When the pandemic hit, I suddenly found myself with all this free time. I looked around me and saw that in major media and public opinion there was an apparent ignorance about the positive aspects of Chinese women in their representation. The real Chinese world seemed to be hidden, whilst around me, I saw so many admirable Chinese women I look up to. They are admirable because they are strong; balancing a good career for themselves and taking care of their children and family. They created a good life for themselves.

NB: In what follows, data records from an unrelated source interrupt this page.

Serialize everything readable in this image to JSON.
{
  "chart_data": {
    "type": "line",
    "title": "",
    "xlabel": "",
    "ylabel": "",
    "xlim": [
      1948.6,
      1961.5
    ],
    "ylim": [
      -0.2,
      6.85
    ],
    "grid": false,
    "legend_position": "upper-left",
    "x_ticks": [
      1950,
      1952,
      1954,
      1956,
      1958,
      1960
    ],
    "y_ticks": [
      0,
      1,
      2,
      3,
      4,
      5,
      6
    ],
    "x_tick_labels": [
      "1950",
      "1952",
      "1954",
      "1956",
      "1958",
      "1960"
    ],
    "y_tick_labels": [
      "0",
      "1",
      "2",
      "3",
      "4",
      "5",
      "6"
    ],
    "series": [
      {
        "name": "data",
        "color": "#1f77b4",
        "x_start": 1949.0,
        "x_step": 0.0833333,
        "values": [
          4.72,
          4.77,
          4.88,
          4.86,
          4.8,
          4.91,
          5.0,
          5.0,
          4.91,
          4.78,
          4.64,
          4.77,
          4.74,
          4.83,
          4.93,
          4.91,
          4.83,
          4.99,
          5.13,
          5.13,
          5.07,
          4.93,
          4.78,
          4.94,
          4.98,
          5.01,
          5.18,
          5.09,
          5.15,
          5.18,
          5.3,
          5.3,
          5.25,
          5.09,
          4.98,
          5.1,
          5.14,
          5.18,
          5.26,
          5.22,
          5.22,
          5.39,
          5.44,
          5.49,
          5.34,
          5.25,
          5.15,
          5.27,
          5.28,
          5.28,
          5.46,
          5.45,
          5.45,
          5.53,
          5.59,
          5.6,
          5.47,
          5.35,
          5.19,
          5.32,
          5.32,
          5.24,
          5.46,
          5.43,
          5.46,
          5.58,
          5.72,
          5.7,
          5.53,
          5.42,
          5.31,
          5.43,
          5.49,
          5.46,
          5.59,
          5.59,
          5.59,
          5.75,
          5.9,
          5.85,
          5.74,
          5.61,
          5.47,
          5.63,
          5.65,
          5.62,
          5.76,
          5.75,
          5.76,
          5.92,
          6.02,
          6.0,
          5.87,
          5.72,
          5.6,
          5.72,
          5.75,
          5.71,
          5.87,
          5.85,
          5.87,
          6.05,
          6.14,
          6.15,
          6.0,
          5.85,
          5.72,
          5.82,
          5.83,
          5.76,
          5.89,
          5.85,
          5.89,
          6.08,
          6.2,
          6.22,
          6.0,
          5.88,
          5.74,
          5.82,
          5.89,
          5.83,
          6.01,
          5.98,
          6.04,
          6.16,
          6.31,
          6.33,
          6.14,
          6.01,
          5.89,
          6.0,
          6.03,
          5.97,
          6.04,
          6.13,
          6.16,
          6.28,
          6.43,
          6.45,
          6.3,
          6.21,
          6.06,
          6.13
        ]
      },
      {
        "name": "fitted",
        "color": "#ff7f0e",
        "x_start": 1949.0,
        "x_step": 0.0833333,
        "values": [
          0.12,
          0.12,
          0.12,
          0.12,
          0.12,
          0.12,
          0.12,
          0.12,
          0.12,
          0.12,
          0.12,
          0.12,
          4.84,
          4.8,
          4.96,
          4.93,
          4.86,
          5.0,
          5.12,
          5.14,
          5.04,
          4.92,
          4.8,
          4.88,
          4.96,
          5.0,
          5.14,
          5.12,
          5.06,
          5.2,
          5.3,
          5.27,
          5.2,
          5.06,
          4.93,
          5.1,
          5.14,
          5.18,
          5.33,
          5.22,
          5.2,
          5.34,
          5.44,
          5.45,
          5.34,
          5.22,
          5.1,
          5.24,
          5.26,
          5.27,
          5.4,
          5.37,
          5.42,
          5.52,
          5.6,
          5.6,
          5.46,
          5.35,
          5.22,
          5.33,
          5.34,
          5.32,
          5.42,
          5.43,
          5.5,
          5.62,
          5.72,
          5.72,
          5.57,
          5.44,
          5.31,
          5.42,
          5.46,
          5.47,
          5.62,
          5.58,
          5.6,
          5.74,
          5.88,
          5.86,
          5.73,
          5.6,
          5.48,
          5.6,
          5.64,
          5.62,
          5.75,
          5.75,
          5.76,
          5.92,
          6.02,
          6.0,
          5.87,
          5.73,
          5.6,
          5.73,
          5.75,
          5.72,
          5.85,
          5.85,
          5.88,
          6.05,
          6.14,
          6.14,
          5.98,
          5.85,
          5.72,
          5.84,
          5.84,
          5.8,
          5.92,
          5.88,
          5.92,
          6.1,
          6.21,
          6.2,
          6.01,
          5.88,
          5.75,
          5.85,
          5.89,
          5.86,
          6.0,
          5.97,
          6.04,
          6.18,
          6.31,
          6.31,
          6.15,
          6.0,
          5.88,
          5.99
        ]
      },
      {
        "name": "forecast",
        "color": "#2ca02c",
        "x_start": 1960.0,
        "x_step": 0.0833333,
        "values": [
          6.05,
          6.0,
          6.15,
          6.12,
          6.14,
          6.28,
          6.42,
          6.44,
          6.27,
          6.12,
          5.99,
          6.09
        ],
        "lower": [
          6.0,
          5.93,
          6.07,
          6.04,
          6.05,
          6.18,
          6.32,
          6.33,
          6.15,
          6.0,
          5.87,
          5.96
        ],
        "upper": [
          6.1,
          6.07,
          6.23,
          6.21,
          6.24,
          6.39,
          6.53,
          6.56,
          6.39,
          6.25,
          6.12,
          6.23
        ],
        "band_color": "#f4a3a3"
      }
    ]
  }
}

I thought about my close girlfriends, and I thought: “I need to do something for them”. As an artist, I took to painting portraits of them. Their strength gives me energy, and I want to put them in the spotlight. Of course, Belgian women also deserve the spotlight. But these women I painted come from far and all have had many hurdles to overcome. This way, I felt that I could help getting them represented in society. In China, where I grew up, the women are also commendable in their daily lives. There is a saying: "Women hold up half the sky".
During my art studies, I was very much supported by my parents. It was a good career choice, because, at that time, you got a job that fitted you right after university. When I eventually came to Belgium, I noticed that there certainly was pressure to get a good degree (and that art careers are hard to come by). I have a daughter who is creative as well. The most important thing for any parent is that their children can take care of themselves and be happy in their lives, including the career they choose.
So I tried to combine my creativity with a needed job, and that is hairdressing. First of all, I like to make something pretty. Secondly, this degree didn’t require specific language skills. I do this today, as a side job, but it's almost like a hobby that makes me happy. The big reward is when my customers leave feeling better.